The temple was in a clearing, not far from the village’s edge. Unlike the elaborately decorated buildings that humans made for their gods, our temple was nothing more than a circle of small, flat stones laid on the forest floor. We worshipped the Moon Goddess, or at least we were supposed to, and we did not want a ceiling to separate us from her.
The priest went to the centre of the circle and waited patiently for me to join him. Somehow, seeing him standing there, with his slightly hunched back and his long white beard tucked over his shoulder, I felt calmer.
We were sort of friends, in a way. Like me, he was an abnormally weak werewolf. My mother had thought that he would be a good role model for me, that he could help me find my place in the pack. A few years ago, she made me become his apprentice. I shadowed him around and helped him with his duties. It wasn’t bad, really, but I quickly realised that I could never become a priest. It would be a bit hard when I didn’t exactly believe in the Moon Goddess. While the experience did not help my position within the pack, it did teach me that I could trust the priest, so I had no qualms discussing my current predicament with him.
“I think that the new alpha might be my soulmate,” I just blurted out.
“And why do you think that?” the priest asked straightforwardly.
“Last night, I felt like something was pushing me towards him! And then today, I realised that I can feel what he feels!”
The priest slowly nodded his head.
“That does indeed sound like you are soulmates,” he said.
“But how? It doesn’t make any sense!”
“Soulmates happen when one soul is split between two bodies, creating a bond between the two werewolves. The goddess does this for those that she has planned a great destiny for, so that the burden of that destiny is shared.”
“A great destiny? What does that mean?”
The priest shrugged, which wasn’t very helpful.
“I can’t do this,” I groaned, burying my face in my hands.
I looked up again when the priest placed a gentle hand on my shoulder.
“Yes, you can,” he said calmly.
“Don’t you understand? He’s the alpha! And I’m the complete opposite! Isn’t it cruel of the goddess to bond someone so strong to someone so weak?”
The priest smiled benevolently as he explained, “the goddess is not cruel, though she does work in mysterious ways.”
I barely suppressed a groan, but I could not stop myself from spilling more of my fears.
“And he’s a complete stranger! I’m not going to marry someone that I do not know!”
“You do not have to,” the priest said, stopping my rant instantly. “While the most popular stories about soulmates revolve around romantic connection, that is not explicitly implied by any of the teachings.”
“What?”
“I’m trying to say that you can just be friends.”
“Really?”
“Well, the soul is split by the goddess, but the relationship that forms is developed entirely by the two people involved.”

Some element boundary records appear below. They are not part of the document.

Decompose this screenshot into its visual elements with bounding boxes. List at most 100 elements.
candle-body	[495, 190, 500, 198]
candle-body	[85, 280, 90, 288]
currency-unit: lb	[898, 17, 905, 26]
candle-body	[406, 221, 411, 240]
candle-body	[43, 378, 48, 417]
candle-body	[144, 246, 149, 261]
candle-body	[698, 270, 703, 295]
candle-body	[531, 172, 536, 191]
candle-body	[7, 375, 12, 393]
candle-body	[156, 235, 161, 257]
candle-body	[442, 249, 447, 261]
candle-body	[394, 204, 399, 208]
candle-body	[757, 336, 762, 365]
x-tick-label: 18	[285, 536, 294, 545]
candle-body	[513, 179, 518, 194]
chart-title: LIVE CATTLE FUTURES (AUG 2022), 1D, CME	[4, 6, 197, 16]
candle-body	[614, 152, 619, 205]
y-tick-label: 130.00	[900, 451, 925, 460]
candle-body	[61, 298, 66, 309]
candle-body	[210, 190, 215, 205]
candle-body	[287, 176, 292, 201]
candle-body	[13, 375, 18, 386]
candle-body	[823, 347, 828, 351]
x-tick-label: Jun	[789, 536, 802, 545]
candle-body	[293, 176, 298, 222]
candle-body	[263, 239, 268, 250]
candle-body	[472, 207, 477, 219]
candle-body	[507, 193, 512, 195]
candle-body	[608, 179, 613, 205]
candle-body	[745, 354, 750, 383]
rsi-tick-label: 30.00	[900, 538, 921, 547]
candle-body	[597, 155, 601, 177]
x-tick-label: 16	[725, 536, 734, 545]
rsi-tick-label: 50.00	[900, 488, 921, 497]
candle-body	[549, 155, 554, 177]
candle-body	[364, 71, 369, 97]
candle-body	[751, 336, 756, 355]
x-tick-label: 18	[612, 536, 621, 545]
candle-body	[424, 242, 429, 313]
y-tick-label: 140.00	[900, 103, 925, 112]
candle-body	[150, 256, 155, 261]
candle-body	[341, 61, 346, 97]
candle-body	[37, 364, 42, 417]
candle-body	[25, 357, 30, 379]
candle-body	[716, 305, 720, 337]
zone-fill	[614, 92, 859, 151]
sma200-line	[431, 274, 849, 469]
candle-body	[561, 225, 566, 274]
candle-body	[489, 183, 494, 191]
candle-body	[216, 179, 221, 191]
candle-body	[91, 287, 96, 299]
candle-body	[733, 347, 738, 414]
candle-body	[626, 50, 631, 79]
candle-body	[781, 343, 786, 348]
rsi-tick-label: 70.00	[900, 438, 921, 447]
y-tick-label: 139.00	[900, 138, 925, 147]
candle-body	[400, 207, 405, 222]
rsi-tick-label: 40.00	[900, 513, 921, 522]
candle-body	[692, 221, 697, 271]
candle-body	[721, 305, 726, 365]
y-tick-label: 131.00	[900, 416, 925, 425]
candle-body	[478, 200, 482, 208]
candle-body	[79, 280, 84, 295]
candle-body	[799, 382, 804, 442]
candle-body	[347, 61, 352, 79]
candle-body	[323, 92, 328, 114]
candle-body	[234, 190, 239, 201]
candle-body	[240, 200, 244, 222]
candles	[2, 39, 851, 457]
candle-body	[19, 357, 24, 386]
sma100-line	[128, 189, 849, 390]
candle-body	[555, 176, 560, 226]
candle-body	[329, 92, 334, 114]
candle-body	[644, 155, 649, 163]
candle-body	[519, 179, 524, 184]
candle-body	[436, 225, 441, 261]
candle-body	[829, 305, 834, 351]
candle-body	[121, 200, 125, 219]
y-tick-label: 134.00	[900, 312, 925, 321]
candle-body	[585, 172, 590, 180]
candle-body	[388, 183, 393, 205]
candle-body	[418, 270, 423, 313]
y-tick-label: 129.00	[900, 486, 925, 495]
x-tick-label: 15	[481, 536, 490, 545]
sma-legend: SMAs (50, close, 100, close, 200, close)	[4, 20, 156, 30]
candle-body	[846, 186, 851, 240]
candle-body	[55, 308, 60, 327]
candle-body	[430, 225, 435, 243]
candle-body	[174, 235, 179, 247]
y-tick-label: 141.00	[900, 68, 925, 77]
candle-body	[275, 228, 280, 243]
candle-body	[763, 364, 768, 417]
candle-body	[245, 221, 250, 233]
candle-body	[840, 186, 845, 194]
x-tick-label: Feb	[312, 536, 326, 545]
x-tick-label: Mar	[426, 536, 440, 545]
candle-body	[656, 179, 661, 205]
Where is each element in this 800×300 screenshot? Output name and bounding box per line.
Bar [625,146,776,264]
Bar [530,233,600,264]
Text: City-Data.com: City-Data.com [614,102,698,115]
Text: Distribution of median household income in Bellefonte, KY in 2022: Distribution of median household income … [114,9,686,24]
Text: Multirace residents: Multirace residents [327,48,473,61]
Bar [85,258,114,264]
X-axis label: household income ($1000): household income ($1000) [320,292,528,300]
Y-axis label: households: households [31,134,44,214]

“So, we can just be friends…” I contemplated, suddenly feeling as if a huge weight had been lifted off my shoulders.
“Obviously you need to discuss it with him. If you like, you can bring him here. I need to go over a few things with him for the leadership ceremony tonight, and it would be a good chance for you to get him away from the rest of the pack.”
I honestly did not want to talk to Trist. I was afraid of him, afraid of his strength and afraid that he would hate me. Yet I knew that I did not have any other choice, so I sombrely nodded and went off to get Trist.